Nous, chrétiens, nous devrions être toujours plus proches des familles que la pauvreté met à l’épreuve. Mais réfléchissez, vous connaissez tous quelqu’un : un papa sans travail, une maman sans travail… et la famille souffre, les liens s’affaiblissent. C’est terrible. En effet, la misère sociale atteint la famille et parfois la détruit. Le manque ou la perte d’un travail, ou son caractère très précaire, ont une lourde incidence sur la vie familiale, et mettent les relations à rude épreuve. Les conditions de vie dans les quartiers plus pauvres, avec les problèmes de logement et de transport, ainsi que l’insuffisance des services sociaux, sanitaires et scolaires, accentuent les difficultés. À ces facteurs matériels, se rajoute le tort causé aux familles par des pseudo-modèles diffusés par les médias et basés sur la consommation et le culte de l’apparence, qui influencent les couches sociales les plus pauvres et augmentent la détérioration des liens familiaux. Prendre soin des familles, prendre soin des liens familiaux, lorsque la misère met la famille à l’épreuve !

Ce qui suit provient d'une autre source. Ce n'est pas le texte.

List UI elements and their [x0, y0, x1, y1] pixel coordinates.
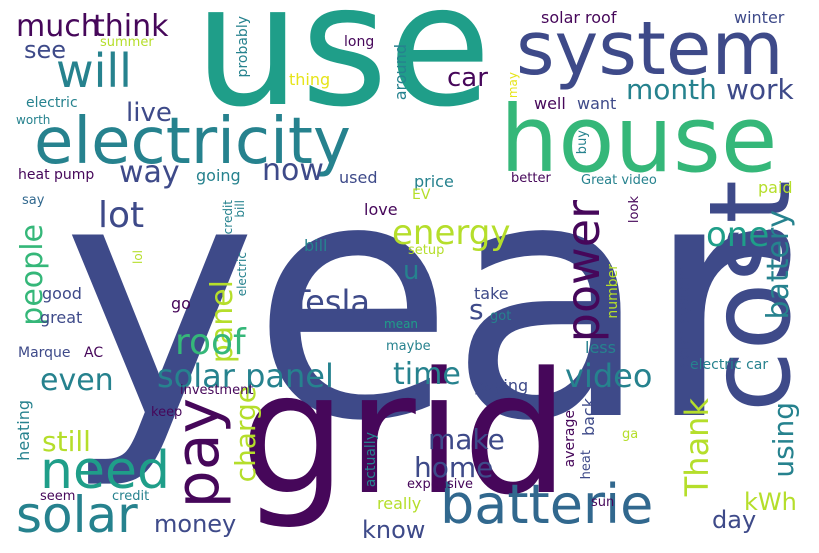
word-back: back — [579, 398, 598, 437]
word-ev: EV — [412, 187, 431, 203]
word-great-video: Great video — [581, 173, 657, 188]
word-great: great — [40, 308, 83, 327]
word-using: using — [767, 402, 800, 478]
word-month: month — [626, 73, 717, 106]
word-paid: paid — [758, 178, 793, 197]
word-lol: lol — [131, 250, 145, 265]
word-ga: ga — [622, 427, 639, 442]
word-use: use — [194, 0, 492, 144]
word-setup: setup — [408, 243, 445, 258]
word-long: long — [344, 34, 375, 50]
word-electric: electric — [26, 95, 78, 111]
word-less: less — [585, 338, 616, 357]
word-energy: energy — [392, 213, 511, 253]
word-home: home — [414, 451, 494, 484]
word-solar-panel: solar panel — [157, 357, 334, 395]
word-see: see — [24, 36, 67, 64]
word-heat: heat — [579, 450, 594, 480]
word-time: time — [393, 357, 461, 392]
word-make: make — [428, 423, 505, 456]
word-going: going — [196, 166, 241, 185]
word-marque: Marque — [18, 345, 71, 361]
word-go: go — [171, 294, 191, 313]
word-even: even — [40, 363, 114, 398]
word-power: power — [556, 200, 610, 343]
word-much: much — [16, 9, 100, 44]
word-around: around — [391, 44, 410, 101]
word-winter: winter — [734, 8, 785, 27]
word-love: love — [364, 200, 398, 219]
word-day: day — [712, 506, 757, 534]
word-investment: investment — [180, 383, 254, 398]
word-thing: thing — [289, 70, 331, 89]
word-thank: Thank — [678, 398, 716, 497]
word-keep: keep — [151, 405, 183, 420]
word-video: video — [565, 357, 653, 395]
word-mean: mean — [384, 317, 419, 331]
word-solar: solar — [16, 486, 138, 544]
word-still: still — [42, 425, 91, 458]
word-really: really — [377, 494, 422, 513]
word-bill: bill — [233, 200, 247, 218]
word-solar-roof: solar roof — [541, 8, 617, 27]
word-batterie: batterie — [440, 473, 654, 536]
word-used: used — [339, 168, 378, 187]
word-need: need — [40, 441, 170, 501]
word-expensive: expensive — [407, 477, 474, 492]
word-better: better — [511, 171, 551, 186]
word-heating: heating — [14, 400, 33, 461]
word-roof: roof — [175, 322, 246, 363]
word-electricity: electricity — [34, 105, 351, 179]
word-now: now — [262, 153, 324, 188]
word-want: want — [577, 94, 617, 113]
word-way: way — [119, 155, 180, 190]
word-actually: actually — [363, 432, 379, 488]
word-number: number — [605, 264, 621, 319]
word-work: work — [726, 73, 794, 106]
word-summer: summer — [100, 35, 154, 50]
word-will: will — [56, 44, 132, 98]
word-battery: battery — [761, 210, 796, 320]
word-know: know — [362, 516, 426, 544]
word-sun: sun — [591, 495, 615, 510]
word-year: year — [62, 109, 780, 493]
word-good: good — [42, 284, 82, 303]
word-kwh: kWh — [744, 488, 797, 516]
word-house: house — [500, 86, 778, 193]
word-grid: grid — [240, 336, 570, 532]
word-paying: paying — [474, 376, 529, 395]
word-ac: AC — [84, 345, 104, 361]
word-think: think — [93, 9, 169, 44]
word-tesla: Tesla — [291, 283, 370, 321]
word-one: one — [706, 215, 770, 255]
word-car: car — [447, 63, 488, 93]
word-live: live — [126, 98, 172, 128]
word-heat-pump: heat pump — [18, 167, 95, 183]
word-got: got — [490, 309, 512, 324]
word-maybe: maybe — [386, 339, 431, 354]
word-solar-system: solar system — [674, 266, 693, 368]
word-system: system — [516, 6, 784, 92]
word-charge: charge — [229, 386, 262, 483]
word-price: price — [414, 172, 454, 191]
word-may: may — [506, 72, 520, 99]
word-worth: worth — [16, 113, 51, 127]
word-money: money — [154, 510, 237, 538]
word-lot: lot — [98, 195, 145, 236]
word-electric-2: electric — [235, 252, 249, 297]
word-take: take — [474, 284, 509, 303]
word-u: u — [403, 256, 420, 286]
word-electric-car: electric car — [690, 357, 769, 373]
word-probably: probably — [235, 16, 251, 78]
word-buy: buy — [575, 130, 590, 155]
word-average: average — [562, 410, 578, 468]
word-well: well — [534, 94, 566, 113]
word-credit-2: credit — [112, 489, 150, 504]
word-seem: seem — [40, 489, 76, 504]
word-look: look — [627, 196, 642, 224]
word-s: s — [469, 293, 484, 326]
word-say: say — [22, 193, 45, 208]
word-bill-2: bill — [304, 236, 328, 255]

L’Église est mère et elle ne doit pas oublier ce drame de ses enfants. Elle aussi doit être pauvre pour devenir féconde et répondre à toute cette misère. Une Église pauvre est une Église qui pratique une simplicité volontaire dans sa propre vie – dans ses institutions, dans le style de vie de ses membres – pour faire tomber tous les murs de séparation, en particulier ceux qui séparent des pauvres. Il faut la prière et l’action. Prions intensément le Seigneur qui nous secoue, pour faire de nos familles chrétiennes les acteurs de cette révolution de la proximité familiale, qui nous est tellement nécessaire aujourd’hui ! C’est d’elle, de cette proximité familiale, depuis le commencement, qu’est faite l’Église. Et n’oublions pas que le jugement des plus démunis, des petits et des pauvres anticipe le jugement de Dieu (Mt 25,31-46). N’oublions pas ceci et faisons tout ce que nous pouvons pour aider les familles à avancer, dans l’épreuve de la pauvreté et de la misère qui touche les relations, les liens familiaux. Je voudrais relire le texte de la Bible que nous avons entendu au début ; et que chacun de nous pense aux familles éprouvées par la misère et par la pauvreté. La Bible dit ceci : « Mon fils, ne retire pas au pauvre ce qu’il lui faut pour vivre, ne fais pas attendre le regard d’un indigent. Ne fais pas souffrir un affamé, n’exaspère pas un homme qui est dans la misère. N’ajoute pas au trouble d’un cœur irrité, ne fais pas attendre ton aumône à celui qui en a besoin. Ne repousse pas celui qui supplie dans la détresse, ne détourne pas du pauvre ton visage. Ne détourne pas du miséreux ton regard, ne donne pas à un homme l’occasion de te maudire » (Sir 4,1-5). Parce que c’est ce que fera le Seigneur – c’est l’Évangile qui le dit – si nous ne faisons pas ces choses.